'Suffer is indeed the word,' he sighed, and stood aside. She swept past him, and out, leaving no more behind her than a faint perfume, for the Venetian to inhale.
When the landlord had departed in her wake, Vendramin closed the door, and came breezily to clap Marc-Antoine on the shoulder.
'Oh, my Englishman! You lose no time, faith. Scarce twenty-four hours in Venice, and already you show a knowledge of its ways that is not usually acquired in weeks. Morbleu, there's more of the Frenchman about you than the accent.'
And Marc-Antoine, to cover that retreat, to avoid the birth of the least suspicion of the truth, must feed the obvious foulness of this rakehell's mind by pretending the levity with which it credited him. He laughed, and waved a careless hand.
'It is lonely for a man in a foreign country. We must do what we can.'
Vendramin thrust playfully at his ribs. 'A coy piece, on my life! And she looked neat. Let her be never so muffled, I have eyes, my friend, that can strip a nun.'
Marc-Antoine thought it time to turn the talk. 'You told the landlord that you were expected?'
'You'll not pretend to have forgotten it? You'll not break my heart by saying that you had forgotten it, indeed? The last thing I said to you last night, when you landed here, was that I would come and take you to Florian's this morning. And you are not yet dressed. This nègligè . . . Ah, yes, of course, the lady ...'
Marc-Antoine turned away, dissembling disgust. 'I have but to don a coat and my walking-shoes. I will be with you at once.'
He yielded without argument so as to have a moment to himself, a moment in which to master the emotions Isotta had left in him, and those produced by this most inopportune intrusion. And so, he left the salon to pass into his bedroom beyond.

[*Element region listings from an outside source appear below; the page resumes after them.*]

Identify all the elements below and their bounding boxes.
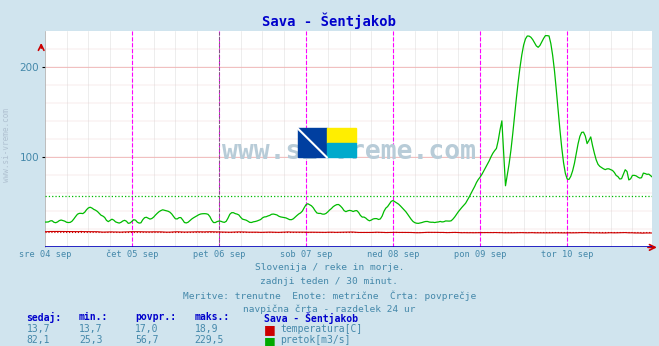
Text: pretok[m3/s]: pretok[m3/s] <box>280 335 351 345</box>
Text: pet 06 sep: pet 06 sep <box>192 250 245 259</box>
Text: 25,3: 25,3 <box>79 335 103 345</box>
Text: ■: ■ <box>264 335 275 346</box>
Text: Sava - Šentjakob: Sava - Šentjakob <box>264 312 358 324</box>
Text: ■: ■ <box>264 324 275 337</box>
Text: 56,7: 56,7 <box>135 335 159 345</box>
Text: pon 09 sep: pon 09 sep <box>454 250 506 259</box>
Text: 18,9: 18,9 <box>194 324 218 334</box>
Bar <box>298 128 327 157</box>
Text: min.:: min.: <box>79 312 109 322</box>
Text: Meritve: trenutne  Enote: metrične  Črta: povprečje: Meritve: trenutne Enote: metrične Črta: … <box>183 291 476 301</box>
Text: sedaj:: sedaj: <box>26 312 61 323</box>
Text: tor 10 sep: tor 10 sep <box>541 250 593 259</box>
Text: 13,7: 13,7 <box>26 324 50 334</box>
Text: ned 08 sep: ned 08 sep <box>367 250 419 259</box>
Text: zadnji teden / 30 minut.: zadnji teden / 30 minut. <box>260 277 399 286</box>
Text: 229,5: 229,5 <box>194 335 224 345</box>
Text: sob 07 sep: sob 07 sep <box>279 250 332 259</box>
Text: www.si-vreme.com: www.si-vreme.com <box>221 139 476 165</box>
Bar <box>327 143 356 157</box>
Text: 17,0: 17,0 <box>135 324 159 334</box>
Text: sre 04 sep: sre 04 sep <box>18 250 71 259</box>
Text: temperatura[C]: temperatura[C] <box>280 324 362 334</box>
Text: čet 05 sep: čet 05 sep <box>105 250 158 259</box>
Bar <box>327 128 356 143</box>
Text: Sava - Šentjakob: Sava - Šentjakob <box>262 12 397 29</box>
Text: 13,7: 13,7 <box>79 324 103 334</box>
Text: maks.:: maks.: <box>194 312 229 322</box>
Text: www.si-vreme.com: www.si-vreme.com <box>2 108 11 182</box>
Text: 82,1: 82,1 <box>26 335 50 345</box>
Text: povpr.:: povpr.: <box>135 312 176 322</box>
Text: navpična črta - razdelek 24 ur: navpična črta - razdelek 24 ur <box>243 304 416 314</box>
Text: Slovenija / reke in morje.: Slovenija / reke in morje. <box>255 263 404 272</box>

Messer Vendramin, smiling and nodding at the picture his imagination conjured of the doings he had interrupted, sauntered slowly towards the balcony. Something grated under his foot. He stooped and picked up an object that in size and shape was like the half of a large pea. The sunlight struck a dull glow from it as it lay in his palm. He looked over his shoulder. The door to the bedroom was closed. He continued his walk to the balcony. There he stood contemplating the little jewel. A malicious smile took shape on his full lips, as he realized that he held a clue. It would be amusing if chance were to lead him one day to find the indiscreet owner. The smile broadened as he dropped the cabochon sapphire into his waistcoat pocket.
CHAPTER IX
HIS SERENITY
Past the majestic portal of Santa Maria della Salute and across the Basin of Saint Mark they were borne in Vendramin's gondola, with the funereal exterior trappings which the old sumptuary laws ordained, but enriched within the felza—the little cabin amidships—by delicate carvings, little painted escutcheons and wide cushions covered in leather that was wrought with scroll-work in gold and ultramarine and red. Whilst of no startling extravagance, yet for a pauper patrician it seemed to Marc-Antoine too much.
Ser Leonardo presented something of a problem to him. But, for that matter, so did all Venice as he saw it that morning. Everywhere life seemed inspired and suffused by the bright sunshine in which it was lived. In the crowds moving along the Riva dei Schiavoni, idling in the Piazzetta, or sauntering in the greater square, all was gay, careless vivacity. The mood of the Venetians, populace, burghers, and patricians, seemed as serene as the blue dome of heaven overhead, without apparent care or even thought for the mutterings of a storm that might at any moment overwhelm them.
It was little more than a week since on Ascension Thursday the Doge, aboard the great red-and-gold bucentaur of forty oars, with splendours as great as those displayed by the Serenissima at her zenith, had gone to the Port of Lido for the annual ceremony of the espousal of the sea.
Today, before the wondering eyes of Marc-Antoine, the sparkling human stream poured along the Schiavoni, past the gloomy prison and the unfortunate wretches who showed themselves grimacing behind the massive bars or thrust forth claws for alms, to be commiserated by some, but to move the derision of more. Westwards, past the Gothic marble-encrusted loveliness of the Ducal Palace, linked with the prison by that marble gem, the Bridge of Sighs, the human current flowed on, to lose its impulse in the spaces of the Piazzetta, to pause there or eddy about the Zecca and the columns of Eastern granite, one of them surmounted by Saint Theodore and the dragon, the other by the Lion and the Book, the emblems of Saint Mark.
Marc-Antoine stood on the pavement of trachyte and marble, spread like a carpet before the Byzantine glories of Saint Mark's. He caught his breath at the vision of the vast, arcaded square with that miracle of grace, the Campanile, thrusting, like a gigantic spear, its point into the blue.